Recently, most of the posts about comparing bots have concentrated on
money play, running long sessions to estimate one bots expectation
against the other. But if you want a definite result, there is a
problem with this, due to very large cubes. As is fairly well known,
the expectation may not even be defined, and, even more likely, the
variance is probably infinite.
This may sound like a purely theoretical problem, but it could well be
a practical one. For example, (and I don't know the details about
this), supposedly an earlier version of Jellyfish misunderstood some
backgame positions so badly that it would double from behind. In any
case, it's easy to imagine that there are very rare positions where
one of the bots doubles from behind, in a situation which is more or
less stable for several moves. If the other bot redoubles in this kind
of position, very rare large cubes can result. (I've known a human to
double when closed out, with his other 14 men on the 1 and 2 points, I
suppose because he was `ahead in the race'; if he'd had the courage
of his convictions, a very large cube could have resulted
while I was bringing my spares round the board.)
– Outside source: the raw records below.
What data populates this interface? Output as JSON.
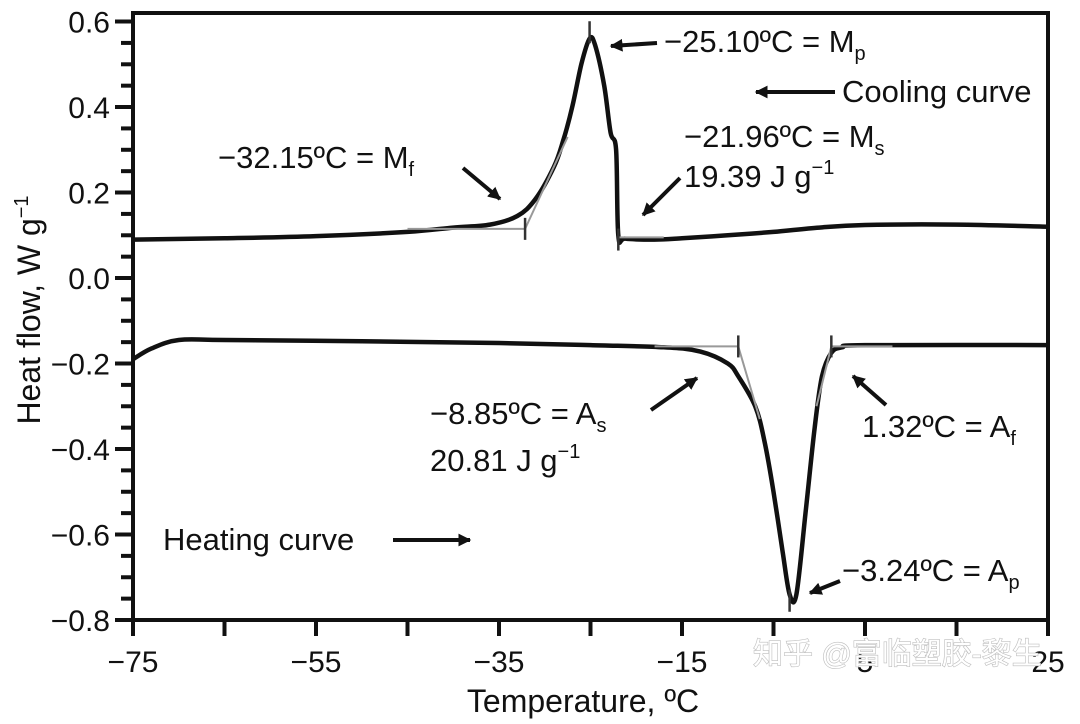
{
  "chart_data": {
    "type": "line",
    "xlabel": "Temperature, ºC",
    "ylabel": "Heat flow, W g",
    "ylabel_sup": "−1",
    "xlim": [
      -75,
      25
    ],
    "ylim": [
      -0.8,
      0.62
    ],
    "x_ticks": [
      "−75",
      "−55",
      "−35",
      "−15",
      "5",
      "25"
    ],
    "x_tick_values": [
      -75,
      -55,
      -35,
      -15,
      5,
      25
    ],
    "y_ticks": [
      "0.6",
      "0.4",
      "0.2",
      "0.0",
      "−0.2",
      "−0.4",
      "−0.6",
      "−0.8"
    ],
    "y_tick_values": [
      0.6,
      0.4,
      0.2,
      0.0,
      -0.2,
      -0.4,
      -0.6,
      -0.8
    ],
    "grid": false,
    "series": [
      {
        "role": "cooling",
        "color": "#111111",
        "points": [
          [
            -75,
            0.09
          ],
          [
            -65,
            0.093
          ],
          [
            -55,
            0.098
          ],
          [
            -45,
            0.108
          ],
          [
            -40,
            0.118
          ],
          [
            -36,
            0.125
          ],
          [
            -33,
            0.145
          ],
          [
            -31,
            0.185
          ],
          [
            -29,
            0.26
          ],
          [
            -28,
            0.32
          ],
          [
            -27,
            0.4
          ],
          [
            -26,
            0.5
          ],
          [
            -25.1,
            0.56
          ],
          [
            -24.5,
            0.545
          ],
          [
            -23.5,
            0.45
          ],
          [
            -22.8,
            0.34
          ],
          [
            -22.2,
            0.3
          ],
          [
            -21.96,
            0.1
          ],
          [
            -21.2,
            0.092
          ],
          [
            -18,
            0.09
          ],
          [
            -15,
            0.093
          ],
          [
            -10,
            0.1
          ],
          [
            -5,
            0.108
          ],
          [
            0,
            0.118
          ],
          [
            5,
            0.124
          ],
          [
            15,
            0.125
          ],
          [
            25,
            0.12
          ]
        ]
      },
      {
        "role": "heating",
        "color": "#111111",
        "points": [
          [
            -75,
            -0.19
          ],
          [
            -73,
            -0.165
          ],
          [
            -70,
            -0.145
          ],
          [
            -65,
            -0.145
          ],
          [
            -50,
            -0.148
          ],
          [
            -35,
            -0.152
          ],
          [
            -25,
            -0.157
          ],
          [
            -17,
            -0.162
          ],
          [
            -13,
            -0.172
          ],
          [
            -10,
            -0.2
          ],
          [
            -8.85,
            -0.23
          ],
          [
            -7,
            -0.3
          ],
          [
            -6,
            -0.38
          ],
          [
            -5,
            -0.5
          ],
          [
            -4,
            -0.64
          ],
          [
            -3.24,
            -0.74
          ],
          [
            -2.5,
            -0.74
          ],
          [
            -1.5,
            -0.55
          ],
          [
            -0.5,
            -0.35
          ],
          [
            0.3,
            -0.23
          ],
          [
            1.32,
            -0.175
          ],
          [
            2.5,
            -0.162
          ],
          [
            5,
            -0.157
          ],
          [
            25,
            -0.157
          ]
        ]
      }
    ],
    "annotations": [
      {
        "id": "mp",
        "text": "−25.10ºC = M",
        "sub": "p"
      },
      {
        "id": "mf",
        "text": "−32.15ºC = M",
        "sub": "f"
      },
      {
        "id": "ms",
        "text": "−21.96ºC = M",
        "sub": "s"
      },
      {
        "id": "cool-enthalpy",
        "text": "19.39 J g",
        "sup": "−1"
      },
      {
        "id": "as",
        "text": "−8.85ºC = A",
        "sub": "s"
      },
      {
        "id": "heat-enthalpy",
        "text": "20.81 J g",
        "sup": "−1"
      },
      {
        "id": "af",
        "text": "1.32ºC = A",
        "sub": "f"
      },
      {
        "id": "ap",
        "text": "−3.24ºC = A",
        "sub": "p"
      }
    ],
    "legend_labels": {
      "cooling": "Cooling curve",
      "heating": "Heating curve"
    }
  },
  "watermark": "知乎 @富临塑胶-黎生"
}
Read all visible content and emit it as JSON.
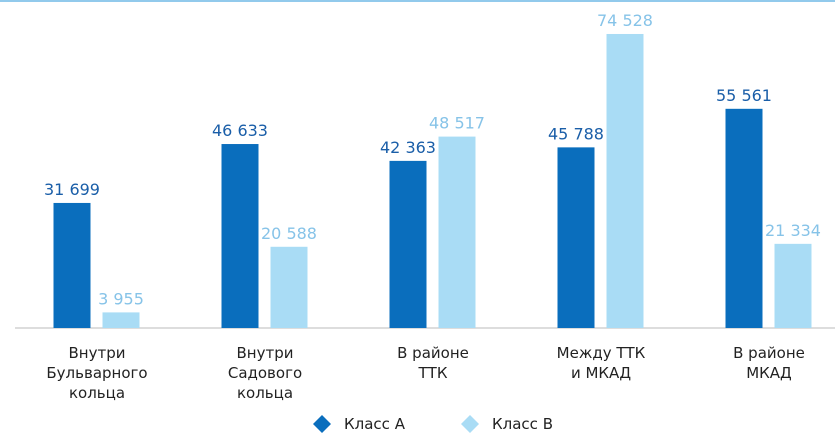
{
  "chart_data": {
    "type": "bar",
    "categories": [
      "Внутри\nБульварного\nкольца",
      "Внутри\nСадового\nкольца",
      "В районе\nТТК",
      "Между ТТК\nи МКАД",
      "В районе\nМКАД"
    ],
    "series": [
      {
        "name": "Класс А",
        "color": "#0a6ebd",
        "label_color": "#1a5ea8",
        "values": [
          31699,
          46633,
          42363,
          45788,
          55561
        ],
        "value_labels": [
          "31 699",
          "46 633",
          "42 363",
          "45 788",
          "55 561"
        ]
      },
      {
        "name": "Класс В",
        "color": "#a9dcf5",
        "label_color": "#86c3e8",
        "values": [
          3955,
          20588,
          48517,
          74528,
          21334
        ],
        "value_labels": [
          "3 955",
          "20 588",
          "48 517",
          "74 528",
          "21 334"
        ]
      }
    ],
    "ylim": [
      0,
      80000
    ],
    "legend": "bottom"
  }
}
For good bots, such a position is obviously unusual, but how unusual,
and how do we know? If you have in total 5000 games between the bots,
say, and this hasn't occurred, then you can say it probably doesn't
happen on average in more than 1 in 1500 games, say:
If in the very long run it occurred 1 in 1500 times, there would
be a 96.4% chance it happened in 5000 games (.964=1-exp(-5000/1500)).
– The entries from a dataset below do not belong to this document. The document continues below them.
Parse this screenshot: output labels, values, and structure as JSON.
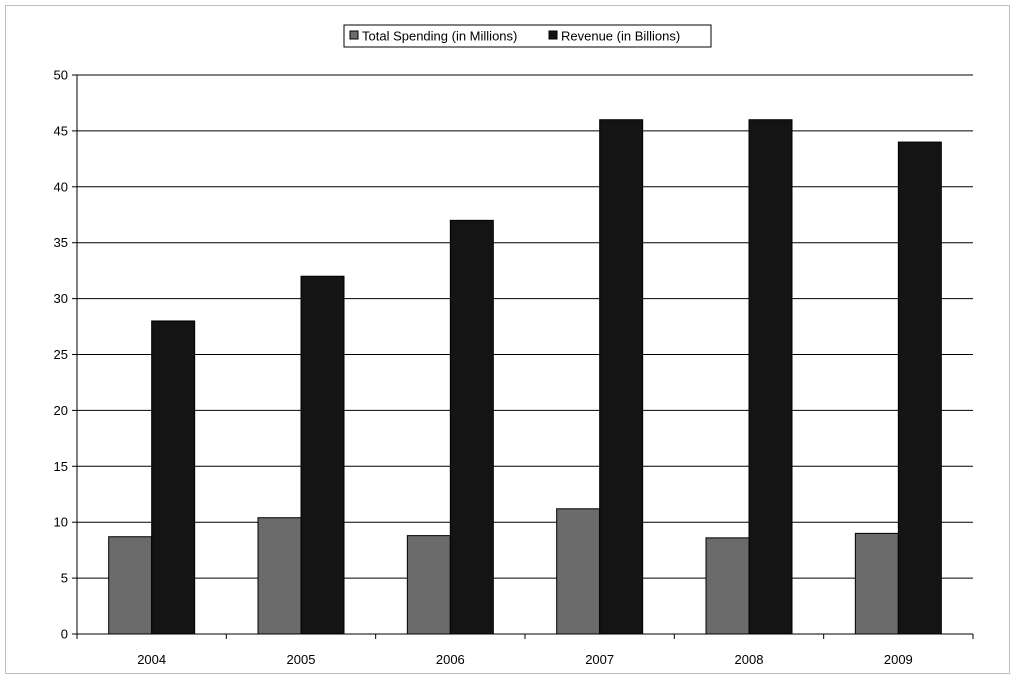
{
  "chart_data": {
    "type": "bar",
    "categories": [
      "2004",
      "2005",
      "2006",
      "2007",
      "2008",
      "2009"
    ],
    "series": [
      {
        "name": "Total Spending (in Millions)",
        "color": "#6b6b6b",
        "values": [
          8.7,
          10.4,
          8.8,
          11.2,
          8.6,
          9.0
        ]
      },
      {
        "name": "Revenue (in Billions)",
        "color": "#141414",
        "values": [
          28,
          32,
          37,
          46,
          46,
          44
        ]
      }
    ],
    "ylim": [
      0,
      50
    ],
    "yticks": [
      0,
      5,
      10,
      15,
      20,
      25,
      30,
      35,
      40,
      45,
      50
    ],
    "grid": true,
    "legend_position": "top-center"
  }
}
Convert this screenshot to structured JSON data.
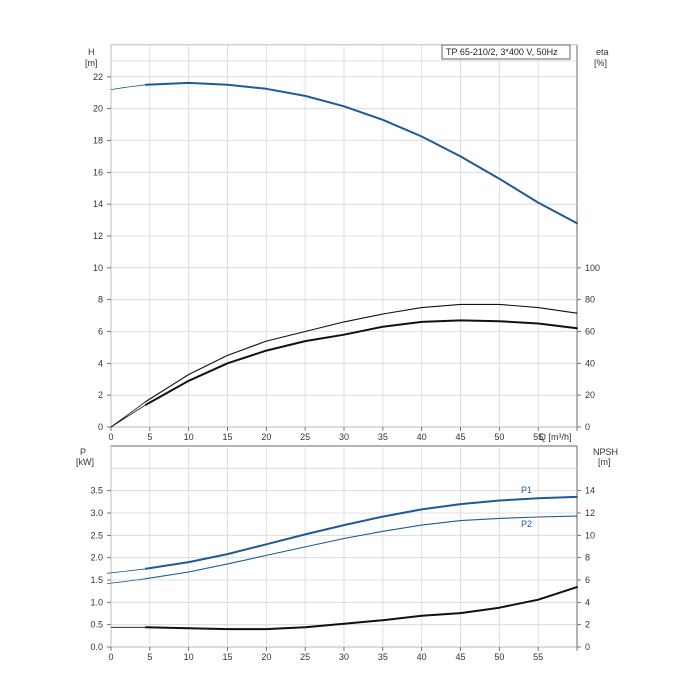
{
  "chart_data": [
    {
      "type": "line",
      "title": "TP 65-210/2, 3*400 V, 50Hz",
      "x_label": "Q [m³/h]",
      "x_range": [
        0,
        60
      ],
      "x_ticks": [
        0,
        5,
        10,
        15,
        20,
        25,
        30,
        35,
        40,
        45,
        50,
        55
      ],
      "y_left_label": [
        "H",
        "[m]"
      ],
      "y_left_range": [
        0,
        24
      ],
      "y_left_ticks": [
        0,
        2,
        4,
        6,
        8,
        10,
        12,
        14,
        16,
        18,
        20,
        22
      ],
      "y_right_label": [
        "eta",
        "[%]"
      ],
      "y_right_range": [
        0,
        240
      ],
      "y_right_ticks": [
        0,
        20,
        40,
        60,
        80,
        100
      ],
      "grid": true,
      "series": [
        {
          "axis": "left",
          "color": "#1f5a96",
          "x": [
            0,
            2,
            4.5,
            10,
            15,
            20,
            25,
            30,
            35,
            40,
            45,
            50,
            55,
            60
          ],
          "y": [
            21.2,
            21.35,
            21.5,
            21.62,
            21.5,
            21.25,
            20.8,
            20.15,
            19.3,
            18.25,
            17.0,
            15.6,
            14.1,
            12.8
          ]
        },
        {
          "axis": "right",
          "color": "#111111",
          "x": [
            0,
            4.5,
            10,
            15,
            20,
            25,
            30,
            35,
            40,
            45,
            50,
            55,
            60
          ],
          "y": [
            0,
            16,
            33,
            45,
            54,
            60,
            66,
            71,
            75,
            77,
            77,
            75,
            71.5
          ]
        },
        {
          "axis": "right",
          "color": "#111111",
          "x": [
            0,
            4.5,
            10,
            15,
            20,
            25,
            30,
            35,
            40,
            45,
            50,
            55,
            60
          ],
          "y": [
            0,
            14,
            29,
            40,
            48,
            54,
            58,
            63,
            66,
            67,
            66.5,
            65,
            62
          ]
        }
      ]
    },
    {
      "type": "line",
      "x_range": [
        0,
        60
      ],
      "x_ticks": [
        0,
        5,
        10,
        15,
        20,
        25,
        30,
        35,
        40,
        45,
        50,
        55
      ],
      "y_left_label": [
        "P",
        "[kW]"
      ],
      "y_left_range": [
        0,
        4.5
      ],
      "y_left_ticks": [
        "0.0",
        "0.5",
        "1.0",
        "1.5",
        "2.0",
        "2.5",
        "3.0",
        "3.5"
      ],
      "y_right_label": [
        "NPSH",
        "[m]"
      ],
      "y_right_range": [
        0,
        18
      ],
      "y_right_ticks": [
        0,
        2,
        4,
        6,
        8,
        10,
        12,
        14
      ],
      "grid": true,
      "series": [
        {
          "name": "P1",
          "axis": "left",
          "color": "#1f5a96",
          "x": [
            -0.5,
            2,
            4.5,
            10,
            15,
            20,
            25,
            30,
            35,
            40,
            45,
            50,
            55,
            60
          ],
          "y": [
            1.65,
            1.7,
            1.75,
            1.9,
            2.08,
            2.3,
            2.52,
            2.73,
            2.92,
            3.08,
            3.2,
            3.28,
            3.33,
            3.36
          ]
        },
        {
          "name": "P2",
          "axis": "left",
          "color": "#1f5a96",
          "x": [
            -0.5,
            2,
            4.5,
            10,
            15,
            20,
            25,
            30,
            35,
            40,
            45,
            50,
            55,
            60
          ],
          "y": [
            1.42,
            1.47,
            1.53,
            1.68,
            1.86,
            2.05,
            2.24,
            2.43,
            2.59,
            2.73,
            2.83,
            2.88,
            2.91,
            2.93
          ]
        },
        {
          "axis": "right",
          "color": "#111111",
          "x": [
            0,
            4.5,
            10,
            15,
            20,
            25,
            30,
            35,
            40,
            45,
            50,
            55,
            60
          ],
          "y": [
            1.76,
            1.76,
            1.68,
            1.6,
            1.6,
            1.76,
            2.08,
            2.4,
            2.8,
            3.04,
            3.52,
            4.24,
            5.36
          ]
        }
      ]
    }
  ]
}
When it does happen, how high does the cube get? It could easily be
high enough to dominate other equity differences between the bots, and
certainly to throw off any variance estimate by a significant amount.
Ok - you might say, we'll just limit the cube, to 16 say, if both bots
have settings to play with limited cubes. Or you could say, we'll let
them play, but estimate `expected result in games without very large
cubes', if you're happy with that instead. But this isn't very
satisfactory: a bot that mostly wins a bit, but very rarely lets you
take 1024 points off it is not a good money player in the long run!
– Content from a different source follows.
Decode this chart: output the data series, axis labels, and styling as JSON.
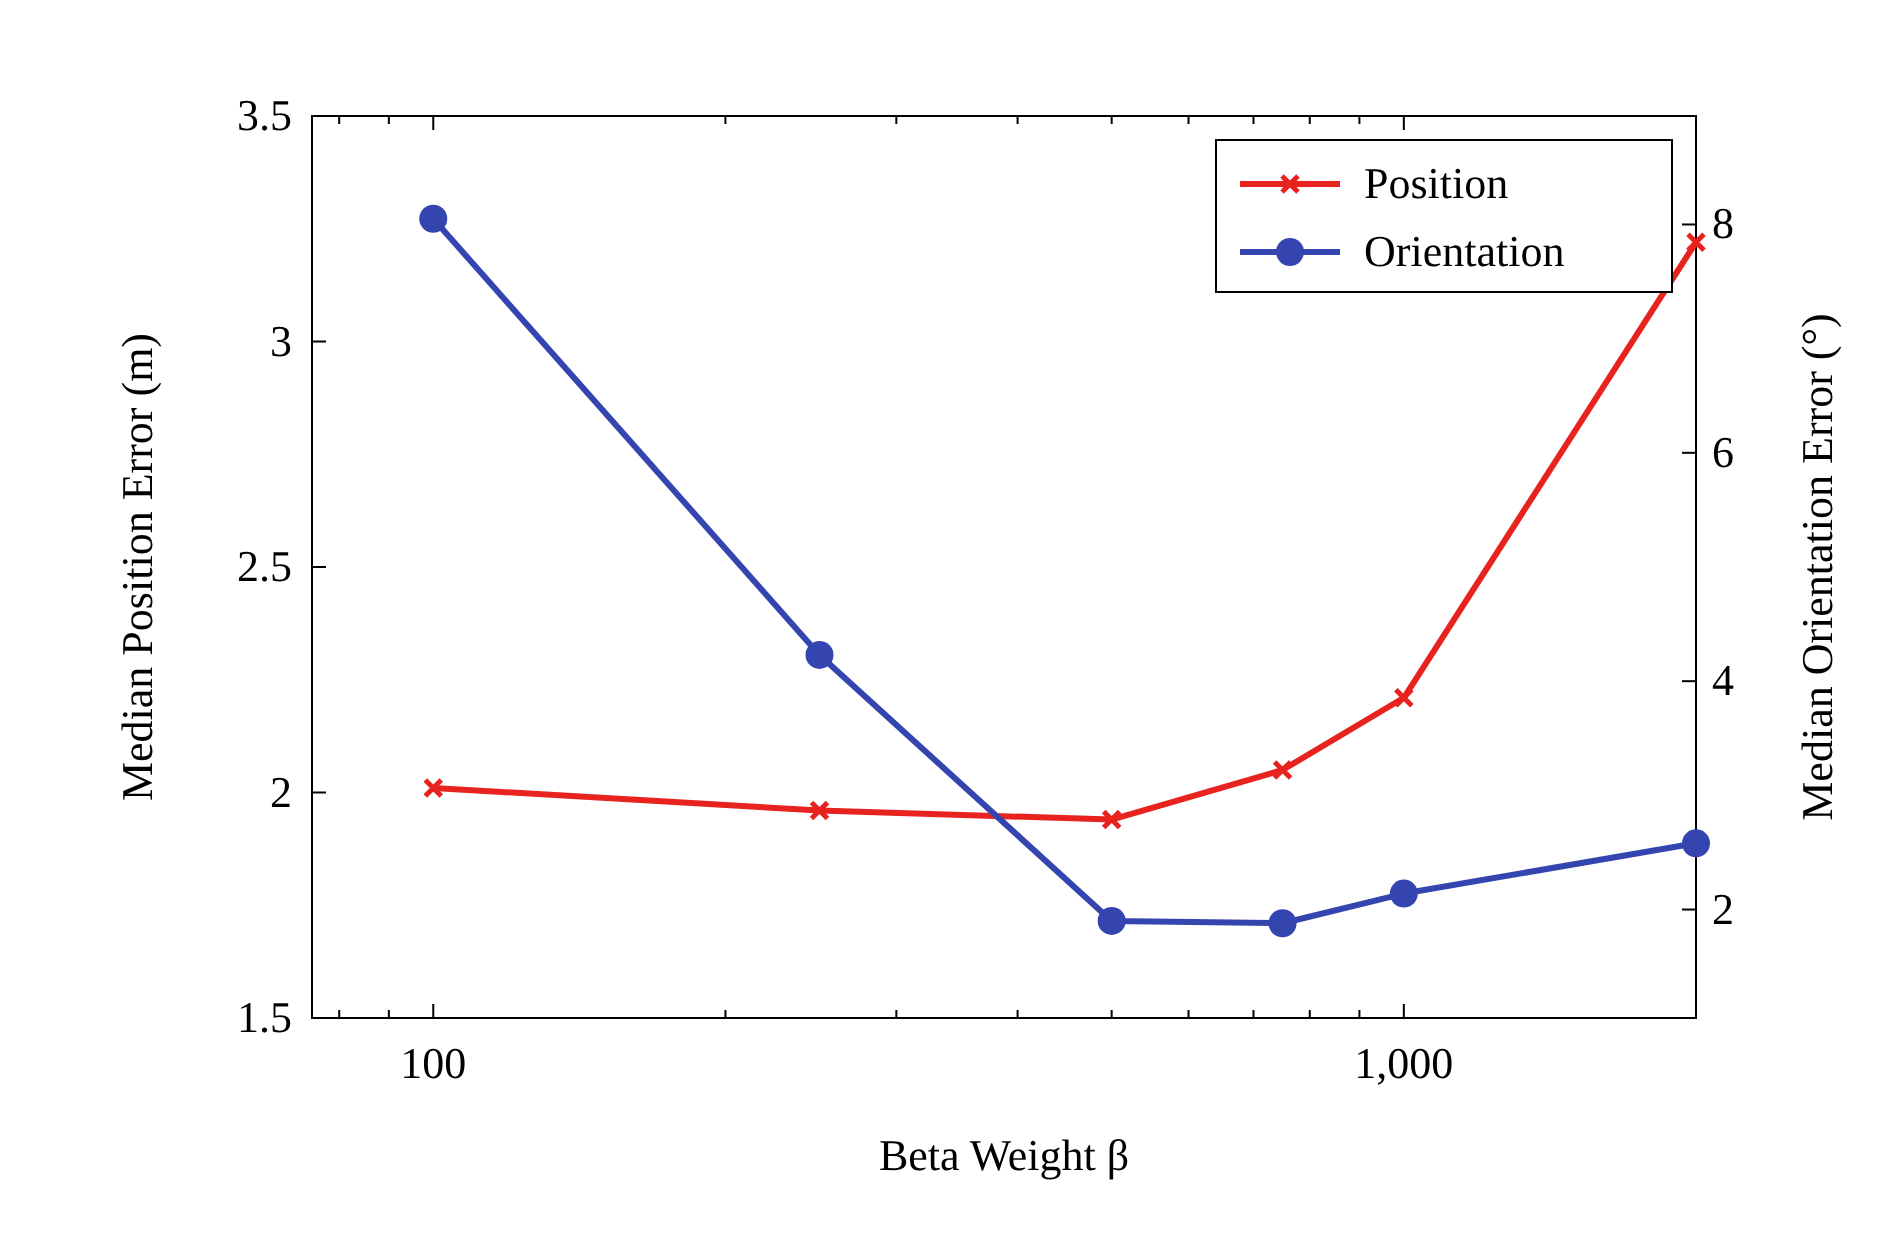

But, when it comes to variance reduction, there is still a problem:
you can't really tell what the variance is, because the rare large
cubes may bump it up, and you don't know how often they happen. E.g.,
a 16 point result every 1500 games adds more than .1 to the variance,
which (I guess from a recent post of Zare) is comparable with the
apparent variance after reduction.
Match play has a big advantage: the results are bounded: calling a
win/loss +1/-1, we know the variance is at most 1. This makes it much
easier (possible) to formulate rigorous statistical tests to show with
a certain confidence that one bot is better than the other.
More details in separate posts.
Oliver Riordan